UPDATE 5/31/13 @ 3:48 p.m.
FRANKFORT, Ky. (AP) -- A Kentucky man has admitted to secretly recording a private campaign meeting between Senate Republican Leader Mitch McConnell and his aides earlier this year.
Curtis Morrison of Louisville made the admission Friday in a first-person account posted on Salon.com, where he also said an assistant U.S. attorney has notified his attorney that a grand jury will consider bringing charges next Friday.
A spokeswoman said the U.S. attorney's office in Louisville would not comment. It was unclear who was representing Morrison. Morrison's phone had been disconnected, and he did not immediately respond to an email Friday.
Morrison, a former volunteer for the political group Progress Kentucky, also acknowledged in the story that he provided the recording to Mother Jones magazine.
On the recording, McConnell and his aides talked about opposition research into potential Democratic challengers.

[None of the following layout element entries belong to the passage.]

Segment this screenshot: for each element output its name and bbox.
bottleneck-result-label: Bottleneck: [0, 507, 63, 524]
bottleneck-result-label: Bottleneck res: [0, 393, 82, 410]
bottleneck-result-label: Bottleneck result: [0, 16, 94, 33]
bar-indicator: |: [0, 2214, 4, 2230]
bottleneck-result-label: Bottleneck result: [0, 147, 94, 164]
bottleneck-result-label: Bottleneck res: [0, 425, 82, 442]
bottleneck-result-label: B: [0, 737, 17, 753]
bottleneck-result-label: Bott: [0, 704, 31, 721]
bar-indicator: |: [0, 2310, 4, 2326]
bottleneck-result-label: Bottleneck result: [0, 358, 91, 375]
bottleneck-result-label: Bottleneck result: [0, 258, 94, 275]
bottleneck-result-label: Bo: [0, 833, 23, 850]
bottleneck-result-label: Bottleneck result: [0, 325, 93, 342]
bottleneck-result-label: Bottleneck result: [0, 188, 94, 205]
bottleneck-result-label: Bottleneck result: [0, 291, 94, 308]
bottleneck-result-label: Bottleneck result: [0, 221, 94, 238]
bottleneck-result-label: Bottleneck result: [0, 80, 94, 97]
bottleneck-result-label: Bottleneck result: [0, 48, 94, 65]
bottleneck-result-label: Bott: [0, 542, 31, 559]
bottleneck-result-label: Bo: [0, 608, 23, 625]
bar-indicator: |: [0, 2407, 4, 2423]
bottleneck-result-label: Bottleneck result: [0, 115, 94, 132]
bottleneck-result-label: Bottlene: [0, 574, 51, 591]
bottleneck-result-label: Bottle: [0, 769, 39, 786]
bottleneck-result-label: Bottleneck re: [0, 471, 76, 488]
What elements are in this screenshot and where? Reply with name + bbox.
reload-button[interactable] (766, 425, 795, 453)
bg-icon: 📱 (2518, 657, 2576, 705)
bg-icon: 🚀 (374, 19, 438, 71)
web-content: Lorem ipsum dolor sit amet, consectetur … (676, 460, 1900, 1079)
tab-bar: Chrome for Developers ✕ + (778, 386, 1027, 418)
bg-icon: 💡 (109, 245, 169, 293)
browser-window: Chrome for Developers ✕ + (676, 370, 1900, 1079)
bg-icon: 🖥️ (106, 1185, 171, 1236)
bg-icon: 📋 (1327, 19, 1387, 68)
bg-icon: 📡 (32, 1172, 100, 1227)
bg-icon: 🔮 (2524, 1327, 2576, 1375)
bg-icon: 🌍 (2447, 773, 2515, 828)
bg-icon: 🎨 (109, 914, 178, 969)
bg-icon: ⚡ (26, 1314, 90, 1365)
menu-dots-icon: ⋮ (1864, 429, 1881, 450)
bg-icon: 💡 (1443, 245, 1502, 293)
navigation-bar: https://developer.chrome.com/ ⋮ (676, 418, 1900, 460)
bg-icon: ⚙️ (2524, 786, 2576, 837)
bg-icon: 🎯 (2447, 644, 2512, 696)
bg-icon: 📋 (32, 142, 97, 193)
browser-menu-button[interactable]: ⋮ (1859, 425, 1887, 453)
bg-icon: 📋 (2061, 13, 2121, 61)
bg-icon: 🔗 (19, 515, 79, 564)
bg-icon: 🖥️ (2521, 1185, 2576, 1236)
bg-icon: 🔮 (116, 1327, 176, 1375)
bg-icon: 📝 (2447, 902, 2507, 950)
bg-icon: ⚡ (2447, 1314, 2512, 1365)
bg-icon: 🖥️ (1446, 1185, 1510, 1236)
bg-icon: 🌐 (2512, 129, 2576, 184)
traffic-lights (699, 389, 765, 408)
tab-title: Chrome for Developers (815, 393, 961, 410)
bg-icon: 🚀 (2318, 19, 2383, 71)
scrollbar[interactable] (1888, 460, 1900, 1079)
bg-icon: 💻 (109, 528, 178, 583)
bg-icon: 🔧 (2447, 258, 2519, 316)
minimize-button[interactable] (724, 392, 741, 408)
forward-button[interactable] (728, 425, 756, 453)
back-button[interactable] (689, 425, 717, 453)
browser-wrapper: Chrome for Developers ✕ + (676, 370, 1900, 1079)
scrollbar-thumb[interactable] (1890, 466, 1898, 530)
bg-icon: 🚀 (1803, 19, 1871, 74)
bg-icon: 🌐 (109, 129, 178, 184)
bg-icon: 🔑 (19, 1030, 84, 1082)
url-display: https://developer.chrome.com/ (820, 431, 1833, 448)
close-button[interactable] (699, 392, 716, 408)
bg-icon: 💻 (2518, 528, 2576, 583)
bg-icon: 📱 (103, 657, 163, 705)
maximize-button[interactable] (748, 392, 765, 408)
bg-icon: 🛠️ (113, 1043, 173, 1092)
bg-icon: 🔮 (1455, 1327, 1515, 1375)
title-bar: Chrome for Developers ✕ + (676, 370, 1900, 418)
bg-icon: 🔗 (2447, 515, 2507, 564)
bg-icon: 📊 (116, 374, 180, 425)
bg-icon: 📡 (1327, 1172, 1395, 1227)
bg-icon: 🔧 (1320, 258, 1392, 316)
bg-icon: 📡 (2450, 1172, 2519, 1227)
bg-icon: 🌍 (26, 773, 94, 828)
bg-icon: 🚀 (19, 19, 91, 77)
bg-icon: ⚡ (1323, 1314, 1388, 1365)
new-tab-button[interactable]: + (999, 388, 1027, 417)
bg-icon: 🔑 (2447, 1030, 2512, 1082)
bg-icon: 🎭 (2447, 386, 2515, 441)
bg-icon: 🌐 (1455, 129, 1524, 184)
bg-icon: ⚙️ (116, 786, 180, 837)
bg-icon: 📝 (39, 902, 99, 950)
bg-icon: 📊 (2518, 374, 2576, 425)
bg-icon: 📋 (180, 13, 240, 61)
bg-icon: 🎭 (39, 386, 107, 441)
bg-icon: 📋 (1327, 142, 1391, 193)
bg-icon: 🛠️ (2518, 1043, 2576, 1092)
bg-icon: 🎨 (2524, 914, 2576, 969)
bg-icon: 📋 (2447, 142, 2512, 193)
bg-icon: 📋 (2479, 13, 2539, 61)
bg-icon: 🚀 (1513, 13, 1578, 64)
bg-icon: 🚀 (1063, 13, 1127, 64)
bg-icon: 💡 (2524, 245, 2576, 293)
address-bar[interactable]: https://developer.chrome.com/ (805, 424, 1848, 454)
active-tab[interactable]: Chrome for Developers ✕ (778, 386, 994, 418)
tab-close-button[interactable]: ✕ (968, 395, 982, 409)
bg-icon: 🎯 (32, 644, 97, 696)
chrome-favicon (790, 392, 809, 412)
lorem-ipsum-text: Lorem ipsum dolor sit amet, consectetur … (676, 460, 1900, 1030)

The spot titled "How Dirty?" claims McConnell is President Barack Obama's "number one target" and that "liberals will do anything to beat McConnell."
The ad cites the secret recording, which sparked an FBI investigation last week and is tied to the fringe group Progress Kentucky. It also cites Progress Kentucky's tweet in February that referenced the Asian heritage of McConnell's wife, for which the group later apologized.
McConnell's spot points to another ad, made by the liberal group Americans United for Change, which claims McConnell is aligned with al-Qaeda because he opposes background checks for gun buyers.
McConnell campaign manager Jesse Benton said Tuesday his staff is working with the FBI because of what he called "Watergate-style tactics" to bug the office.
Mother Jones magazine published the recording of the February meeting in which McConnell aides were discussing research into potential Democratic challengers, including actress Ashley Judd, who later decided not to run. Aides talked on the recording about Judd's political positions, religious beliefs and mental health.
Benton said a recording device had been placed in McConnell's office without consent.
The FBI confirmed that it was contacted by McConnell's office and was looking into the matter. The magazine's Washington bureau chief, David Corn, said in a statement that the magazine wasn't involved in making the tape but understood it wasn't the result of any bugging operation.